[Illusions by James Sully]@TWC D-Link bookIllusions CHAPTER IX 10/26
To recognize contentment in a placid smile is, one would say, hardly less immediate and intuitive than to recognize the coolness of a stream. We must, of course, all allow that the fusion of the presentative and the representative element is, speaking generally, more complete in the case of sense-perception than in that here considered.
In spite of Berkeley's masterly account of the _rationale_ of visual perception as an interpretation of "visual language" and all that has confirmed it, the plain man cannot, at the moment of looking at an object, easily bring himself to admit that distance is not directly present to his vision.

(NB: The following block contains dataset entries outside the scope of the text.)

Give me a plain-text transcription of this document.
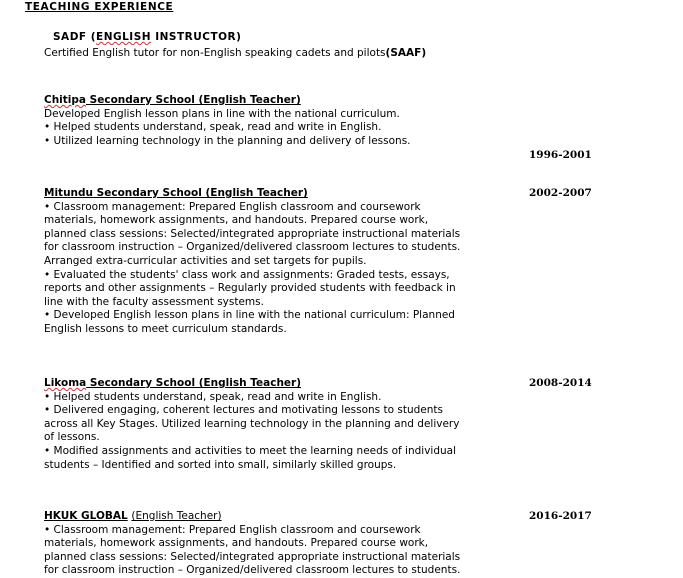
TEACHING EXPERIENCE
SADF (ENGLISH INSTRUCTOR)
Certified English tutor for non-English speaking cadets and pilots(SAAF)
Chitipa Secondary School (English Teacher)
Developed English lesson plans in line with the national curriculum.
• Helped students understand, speak, read and write in English.
• Utilized learning technology in the planning and delivery of lessons.
1996-2001
Mitundu Secondary School (English Teacher)
• Classroom management: Prepared English classroom and coursework
materials, homework assignments, and handouts. Prepared course work,
planned class sessions: Selected/integrated appropriate instructional materials
for classroom instruction – Organized/delivered classroom lectures to students.
Arranged extra-curricular activities and set targets for pupils.
• Evaluated the students' class work and assignments: Graded tests, essays,
reports and other assignments – Regularly provided students with feedback in
line with the faculty assessment systems.
• Developed English lesson plans in line with the national curriculum: Planned
English lessons to meet curriculum standards.
2002-2007
Likoma Secondary School (English Teacher)
• Helped students understand, speak, read and write in English.
• Delivered engaging, coherent lectures and motivating lessons to students
across all Key Stages. Utilized learning technology in the planning and delivery
of lessons.
• Modified assignments and activities to meet the learning needs of individual
students – Identified and sorted into small, similarly skilled groups.
2008-2014
HKUK GLOBAL (English Teacher)
• Classroom management: Prepared English classroom and coursework
materials, homework assignments, and handouts. Prepared course work,
planned class sessions: Selected/integrated appropriate instructional materials
for classroom instruction – Organized/delivered classroom lectures to students.
2016-2017
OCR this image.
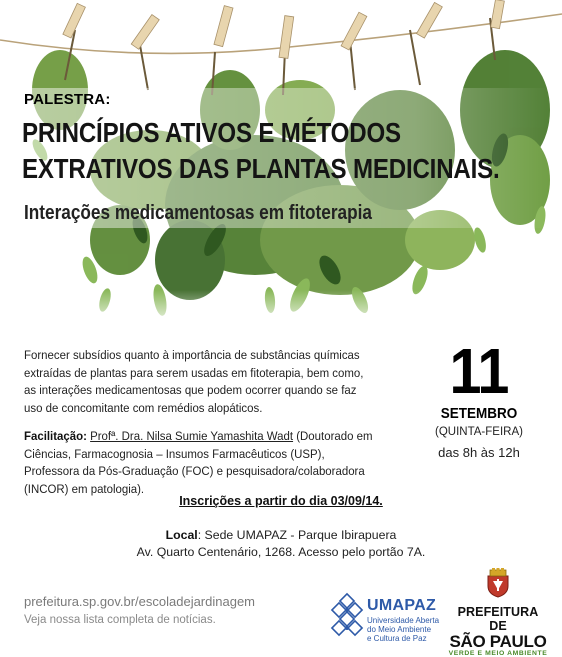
PALESTRA:
PRINCÍPIOS ATIVOS E MÉTODOS
EXTRATIVOS DAS PLANTAS MEDICINAIS.
Interações medicamentosas em fitoterapia

Fornecer subsídios quanto à importância de substâncias químicas extraídas de plantas para serem usadas em fitoterapia, bem como, as interações medicamentosas que podem ocorrer quando se faz uso de concomitante com remédios alopáticos.

Facilitação: Profª. Dra. Nilsa Sumie Yamashita Wadt (Doutorado em Ciências, Farmacognosia – Insumos Farmacêuticos (USP), Professora da Pós-Graduação (FOC) e pesquisadora/colaboradora (INCOR) em patologia).

11
SETEMBRO
(QUINTA-FEIRA)
das 8h às 12h
Inscrições a partir do dia 03/09/14.
Local: Sede UMAPAZ - Parque Ibirapuera
Av. Quarto Centenário, 1268. Acesso pelo portão 7A.
prefeitura.sp.gov.br/escoladejardinagem
Veja nossa lista completa de notícias.
UMAPAZ
Universidade Aberta
do Meio Ambiente
e Cultura de Paz
PREFEITURA DE
SÃO PAULO
VERDE E MEIO AMBIENTE
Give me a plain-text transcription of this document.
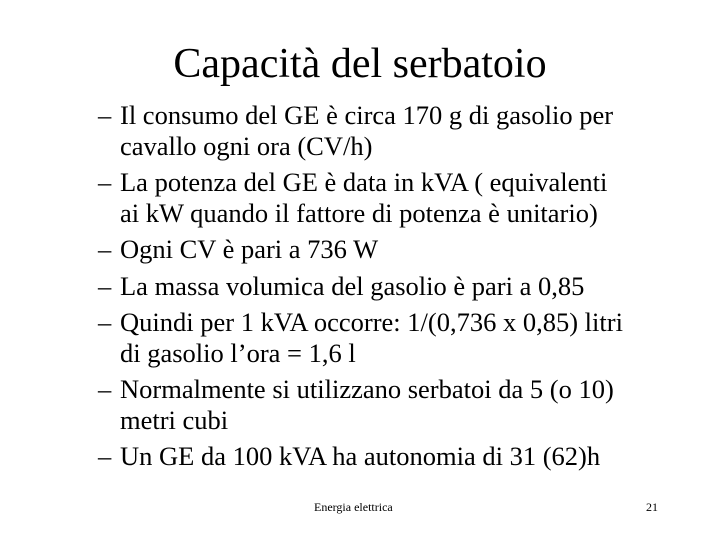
Capacità del serbatoio
– Il consumo del GE è circa 170 g di gasolio per
cavallo ogni ora (CV/h)
– La potenza del GE è data in kVA ( equivalenti
ai kW quando il fattore di potenza è unitario)
– Ogni CV è pari a 736 W
– La massa volumica del gasolio è pari a 0,85
– Quindi per 1 kVA occorre: 1/(0,736 x 0,85) litri
di gasolio l’ora = 1,6 l
– Normalmente si utilizzano serbatoi da 5 (o 10)
metri cubi
– Un GE da 100 kVA ha autonomia di 31 (62)h
Energia elettrica	21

On the other hand, on cool reflection, he will recognize that the complacent benevolent sentiment is distinct from the particular movements and changes in the eye and other features which express it. Yet, while admitting this, I must contend that there is no very hard and fast line dividing the two processes, but that the reading of others' feelings approximates in character to an act of perception. An intuitive insight may, then, be defined as that instantaneous, automatic, or "unconscious" mode of interpreting another's feeling which occurs whenever the feeling is fully expressed, and when its signs are sufficiently familiar to us.
This definition will include the interpretation of thoughts by means of language, though not, of course, the belief in an objective fact grounded on a recognition of another's belief.
On the other hand, it will exclude all the more complex interpretations of looks and words which imply conscious comparison, reflection, and reasoning.